Pre-Onboarding for Azure CSP Direct Accounts

Introduction

This user guide will explain how to perform the pre-onboarding steps required for onboarding an Azure CSP Direct account into the platform.

Pre-onboarding

There are certain pre-requisites that need to be set up in your Azure CSP Direct Parent Account before it can be onboarded into the platform.

Onboarding an Azure CSP Direct Parent Account allows you to discover and onboard the Azure CSP Subscriptions and Azure CSP Customer accounts available within the specific Azure CSP Direct Parent Account. Also, new Azure CSP Customer accounts can be created under an onboarded Azure CSP Direct Parent Account from the platform itself.

Once the CSP Direct Parent Account is onboarded, you will need to onboard each CSP Subscription afterwards.

Based on the authentication type you choose while onboarding the Azure CSP Direct Parent Account, the following information must be retrieved from the Azure console.

1. App-only Based

The following values must be generated/copied from your Microsoft Partner Dashboard (partner.microsoft.com) and configured in the platform.

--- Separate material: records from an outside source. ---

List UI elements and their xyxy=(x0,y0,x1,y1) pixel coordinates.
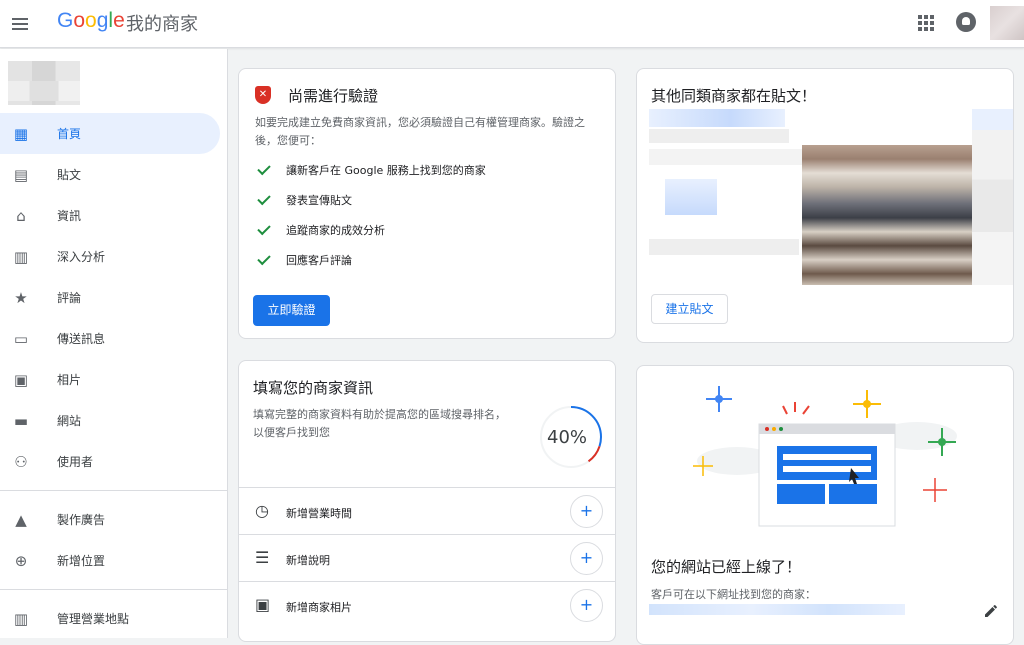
message-icon: ▭ xyxy=(13,330,29,348)
star-icon: ★ xyxy=(14,289,28,307)
verify-now-button[interactable]: 立即驗證 xyxy=(253,295,330,326)
logo-letter: G xyxy=(57,9,74,32)
add-location-icon: ⊕ xyxy=(14,552,28,570)
sidebar-item-add-location[interactable]: ⊕ 新增位置 xyxy=(0,540,228,581)
posts-icon: ▤ xyxy=(13,166,29,184)
add-user-icon: ⚇ xyxy=(14,453,28,471)
sidebar: ▦ 首頁 ▤ 貼文 ⌂ 資訊 ▥ 深入分析 ★ 評論 ▭ 傳送訊息 ▣ 相片 ▬ 網站 ⚇ 使用者 ▲ 製作廣告 ⊕ 新增… xyxy=(0,49,228,638)
storefront-icon: ⌂ xyxy=(16,207,26,225)
avatar[interactable] xyxy=(990,6,1024,40)
check-icon xyxy=(257,251,271,266)
shield-warning-icon: ✕ xyxy=(255,86,271,104)
benefit-text: 讓新客戶在 Google 服務上找到您的商家 xyxy=(286,164,486,177)
sidebar-item-dashboard[interactable]: ▦ 首頁 xyxy=(0,113,220,154)
sidebar-item-label: 深入分析 xyxy=(57,250,106,264)
insights-icon: ▥ xyxy=(13,248,29,266)
notifications-icon[interactable] xyxy=(956,12,976,32)
menu-icon[interactable] xyxy=(10,12,34,36)
sidebar-item-manage-locations[interactable]: ▥ 管理營業地點 xyxy=(0,598,228,639)
sidebar-item-label: 傳送訊息 xyxy=(57,332,106,346)
sidebar-item-label: 首頁 xyxy=(57,127,82,141)
profile-progress-ring: 40% xyxy=(539,405,603,469)
card-description: 填寫完整的商家資料有助於提高您的區域搜尋排名，以便客戶找到您 xyxy=(253,408,506,439)
add-button[interactable]: + xyxy=(570,542,603,575)
logo-letter: o xyxy=(73,9,86,32)
sidebar-item-label: 貼文 xyxy=(57,168,82,182)
sidebar-item-add-user[interactable]: ⚇ 使用者 xyxy=(0,441,228,482)
sidebar-item-label: 製作廣告 xyxy=(57,513,106,527)
sidebar-item-label: 網站 xyxy=(57,414,82,428)
card-title: 尚需進行驗證 xyxy=(288,87,379,105)
website-url[interactable] xyxy=(649,604,905,615)
card-description: 客戶可在以下網址找到您的商家： xyxy=(651,588,816,601)
sidebar-divider xyxy=(0,589,228,590)
sidebar-item-storefront[interactable]: ⌂ 資訊 xyxy=(0,195,228,236)
check-icon xyxy=(257,161,271,176)
clock-icon: ◷ xyxy=(255,501,269,520)
sidebar-item-label: 使用者 xyxy=(57,455,94,469)
task-label: 新增營業時間 xyxy=(286,507,352,520)
sidebar-item-label: 相片 xyxy=(57,373,82,387)
check-icon xyxy=(257,221,271,236)
photos-icon: ▣ xyxy=(13,371,29,389)
sidebar-item-posts[interactable]: ▤ 貼文 xyxy=(0,154,228,195)
description-icon: ☰ xyxy=(255,548,270,567)
check-icon xyxy=(257,191,271,206)
profile-task-row[interactable]: ▣ 新增商家相片 + xyxy=(239,581,615,628)
posts-suggestion-card: 其他同類商家都在貼文！ 建立貼文 xyxy=(636,68,1014,343)
manage-locations-icon: ▥ xyxy=(13,610,29,628)
sidebar-item-label: 評論 xyxy=(57,291,82,305)
logo-letter: g xyxy=(96,9,109,32)
sidebar-item-label: 新增位置 xyxy=(57,554,106,568)
task-label: 新增商家相片 xyxy=(286,601,352,614)
card-description: 如要完成建立免費商家資訊，您必須驗證自己有權管理商家。驗證之後，您便可： xyxy=(255,116,585,147)
add-button[interactable]: + xyxy=(570,589,603,622)
add-photo-icon: ▣ xyxy=(255,595,271,614)
profile-task-row[interactable]: ☰ 新增說明 + xyxy=(239,534,615,581)
website-icon: ▬ xyxy=(13,412,29,430)
dashboard-icon: ▦ xyxy=(13,125,29,143)
card-title: 其他同類商家都在貼文！ xyxy=(651,87,817,105)
sidebar-item-star[interactable]: ★ 評論 xyxy=(0,277,228,318)
card-title: 您的網站已經上線了！ xyxy=(651,558,802,576)
logo-letter: e xyxy=(113,9,125,32)
sidebar-item-label: 資訊 xyxy=(57,209,82,223)
create-post-button[interactable]: 建立貼文 xyxy=(651,294,728,324)
add-button[interactable]: + xyxy=(570,495,603,528)
sidebar-divider xyxy=(0,490,228,491)
complete-profile-card: 填寫您的商家資訊 填寫完整的商家資料有助於提高您的區域搜尋排名，以便客戶找到您 … xyxy=(238,360,616,642)
top-app-bar: Google 我的商家 xyxy=(0,0,1024,48)
edit-icon[interactable] xyxy=(983,603,999,619)
google-logo[interactable]: Google xyxy=(57,9,125,33)
profile-task-list: ◷ 新增營業時間 + ☰ 新增說明 + ▣ 新增商家相片 + xyxy=(239,487,615,628)
product-name: 我的商家 xyxy=(126,14,198,35)
sample-posts-preview xyxy=(649,109,1013,285)
sidebar-item-insights[interactable]: ▥ 深入分析 xyxy=(0,236,228,277)
benefit-text: 回應客戶評論 xyxy=(286,254,352,267)
logo-letter: o xyxy=(85,9,97,32)
sidebar-item-photos[interactable]: ▣ 相片 xyxy=(0,359,228,400)
sidebar-nav: ▦ 首頁 ▤ 貼文 ⌂ 資訊 ▥ 深入分析 ★ 評論 ▭ 傳送訊息 ▣ 相片 ▬ 網站 ⚇ 使用者 ▲ 製作廣告 ⊕ 新增… xyxy=(0,113,228,639)
verification-card: ✕ 尚需進行驗證 如要完成建立免費商家資訊，您必須驗證自己有權管理商家。驗證之後… xyxy=(238,68,616,339)
sidebar-item-website[interactable]: ▬ 網站 xyxy=(0,400,228,441)
apps-icon[interactable] xyxy=(918,15,934,31)
sidebar-item-label: 管理營業地點 xyxy=(57,612,130,626)
sidebar-item-message[interactable]: ▭ 傳送訊息 xyxy=(0,318,228,359)
task-label: 新增說明 xyxy=(286,554,330,567)
sidebar-item-ads[interactable]: ▲ 製作廣告 xyxy=(0,499,228,540)
benefit-text: 追蹤商家的成效分析 xyxy=(286,224,385,237)
website-illustration xyxy=(693,386,957,527)
ads-icon: ▲ xyxy=(15,511,27,529)
profile-task-row[interactable]: ◷ 新增營業時間 + xyxy=(239,487,615,534)
benefit-text: 發表宣傳貼文 xyxy=(286,194,352,207)
business-thumbnail[interactable] xyxy=(8,61,80,105)
card-title: 填寫您的商家資訊 xyxy=(253,379,374,397)
website-live-card: 您的網站已經上線了！ 客戶可在以下網址找到您的商家： xyxy=(636,365,1014,645)
progress-percent: 40% xyxy=(547,427,588,448)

  1. Login to the Microsoft Partner Dashboard using a global admin account: https://partner.microsoft.com.
  2. Select Account Settings in the Settings menu in the top right (Gear Symbol).
  3. Select App management in the Account Settings screen.
  4. If you do not already have an existing app, add a new web app.
  5. If you have an existing web app, click Add key button.
  6. Copy the app registration information such as Application ID and Application Secret.

You can retrieve the Tenant ID (Microsoft ID) from the Azure AD Profile screen in the Microsoft Partner Dashboard.

Copy all these details (Tenant ID, Application ID, and Application Secret) and provide them while onboarding your Azure CSP Direct account into the platform using App-only based authentication.

2. Authorization Code Based

User account permissions (only for Authorization Code based):

The following permissions must be configured in your Azure CSP Direct Account before onboarding.

  • You must login as a Global Admin into the Partner Center and create a user for Partner Center with the following privileges:
    • Billing Admin: To view rates, usage, and invoice details.
    • Sales Agent: To create and manage customers and their subscriptions.
  • A secure application registered with necessary API permissions should be provided.

To enable API access for your Azure CSP Direct account:

  1. Navigate to API permissions from the Overview screen.
  2. Click Add a permission. The Request API permissions screen appears.
  3. Search for Microsoft Partner Center API in the Request API permissions screen.
  4. Select Microsoft Partner Center API and enable user_impersonation checkbox.
  5. Set the Delegated Permissions to Partner Center.
  6. Click Add permissions. The Configured permissions screen appears.
  7. Click Grant admin consent.

The following values must be generated/copied additionally along with the other information while onboarding an Azure CSP Direct account using Authorization Code option.

Redirect URI:

The following redirect URI that is configured while registering an application to generate the application ID must be used: http://localhost/

Authorization Code:

  1. Construct an URL in the following format:
    https://login.microsoftonline.com/<Tenant ID>/oauth2/authorize?client_id=<Client ID>&redirect_uri=<Redirect URI>&response_type=code&prompt=admin_consent
  2. Open an InPrivate or Incognito mode of browser window and access the above URL.
  3. Login using your Admin (GA + Admin Agent) credentials and accept when prompted.
  4. The page will be redirected to the Redirect URI, but the address bar will have the Authorization Code specified after code=.

📘

Note:

The values retrieved in the earlier steps can be used instead of <Tenant ID>, <Client ID>, and <Redirect URI> specified in the URL format.

Copy and provide these details additionally in the platform while onboarding your Azure CSP Direct account using Authorization Code based authentication.